Heide suggests that Florida’s volunteer child guardian system is one worthy of wider adoption (Pp157ff). If isolation and despair are risk factors, providing an effective support and advocacy network is clearly likely to be beneficial. Heide suggests that the media can usefully popularise the existence of help services and centres, again breaking down the isolation and despair. Most of all, Heide hopes that criminal justice systems show intelligent mercy for an abused child driven to kill their parent or parents.

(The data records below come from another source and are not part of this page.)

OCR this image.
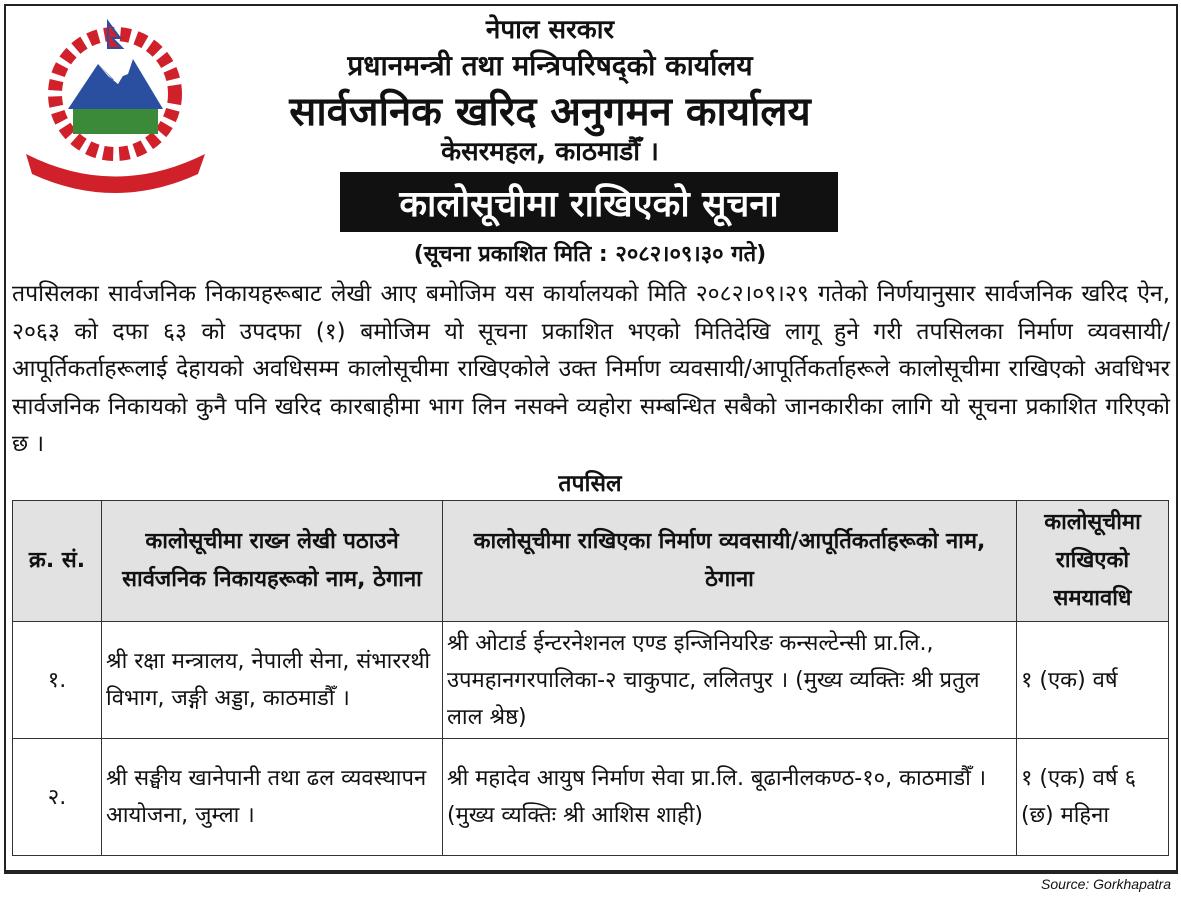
नेपाल सरकार
प्रधानमन्त्री तथा मन्त्रिपरिषद्को कार्यालय
सार्वजनिक खरिद अनुगमन कार्यालय
केसरमहल, काठमाडौँ ।
कालोसूचीमा राखिएको सूचना
(सूचना प्रकाशित मिति : २०८२।०९।३० गते)
तपसिलका सार्वजनिक निकायहरूबाट लेखी आए बमोजिम यस कार्यालयको मिति २०८२।०९।२९ गतेको निर्णयानुसार सार्वजनिक खरिद ऐन, २०६३ को दफा ६३ को उपदफा (१) बमोजिम यो सूचना प्रकाशित भएको मितिदेखि लागू हुने गरी तपसिलका निर्माण व्यवसायी/आपूर्तिकर्ताहरूलाई देहायको अवधिसम्म कालोसूचीमा राखिएकोले उक्त निर्माण व्यवसायी/आपूर्तिकर्ताहरूले कालोसूचीमा राखिएको अवधिभर सार्वजनिक निकायको कुनै पनि खरिद कारबाहीमा भाग लिन नसक्ने व्यहोरा सम्बन्धित सबैको जानकारीका लागि यो सूचना प्रकाशित गरिएको छ ।
तपसिल
क्र. सं.	कालोसूचीमा राख्न लेखी पठाउने सार्वजनिक निकायहरूको नाम, ठेगाना	कालोसूचीमा राखिएका निर्माण व्यवसायी/आपूर्तिकर्ताहरूको नाम, ठेगाना	कालोसूचीमा राखिएको समयावधि
१.	श्री रक्षा मन्त्रालय, नेपाली सेना, संभाररथी विभाग, जङ्गी अड्डा, काठमाडौँ ।	श्री ओटार्ड ईन्टरनेशनल एण्ड इन्जिनियरिङ कन्सल्टेन्सी प्रा.लि., उपमहानगरपालिका-२ चाकुपाट, ललितपुर । (मुख्य व्यक्तिः श्री प्रतुल लाल श्रेष्ठ)	१ (एक) वर्ष
२.	श्री सङ्घीय खानेपानी तथा ढल व्यवस्थापन आयोजना, जुम्ला ।	श्री महादेव आयुष निर्माण सेवा प्रा.लि. बूढानीलकण्ठ-१०, काठमाडौँ । (मुख्य व्यक्तिः श्री आशिस शाही)	१ (एक) वर्ष ६ (छ) महिना
Source: Gorkhapatra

She concludes the main part of her text (there is a brief appendix, summarising the statistical evidence) with a story attributed to the Minnesota Literacy Council:
An old fisherman stood on the beach watching a young boy at the shoreline. As the fisherman approached, he saw that the boy was picking up starfish, which had been washed ashore by the waves, and was throwing them back into the sea. When the fisherman caught up with the boy, he asked the boy what he was doing. The boy did not stop his effort as he told the fisherman that he was throwing the starfish back into the sea so that they could live. If left until the morning sun, the starfish would die. The fisherman’s eye scanned the beach, revealing thousands of starfish ashore. He said, “But, son, there are thousands upon thousands of starfish on the beach. What difference can your actions possibly make?” As the boy hurled another starfish into the sea, he looked the old man in the eye and said, “It makes a difference to this one” (p.161).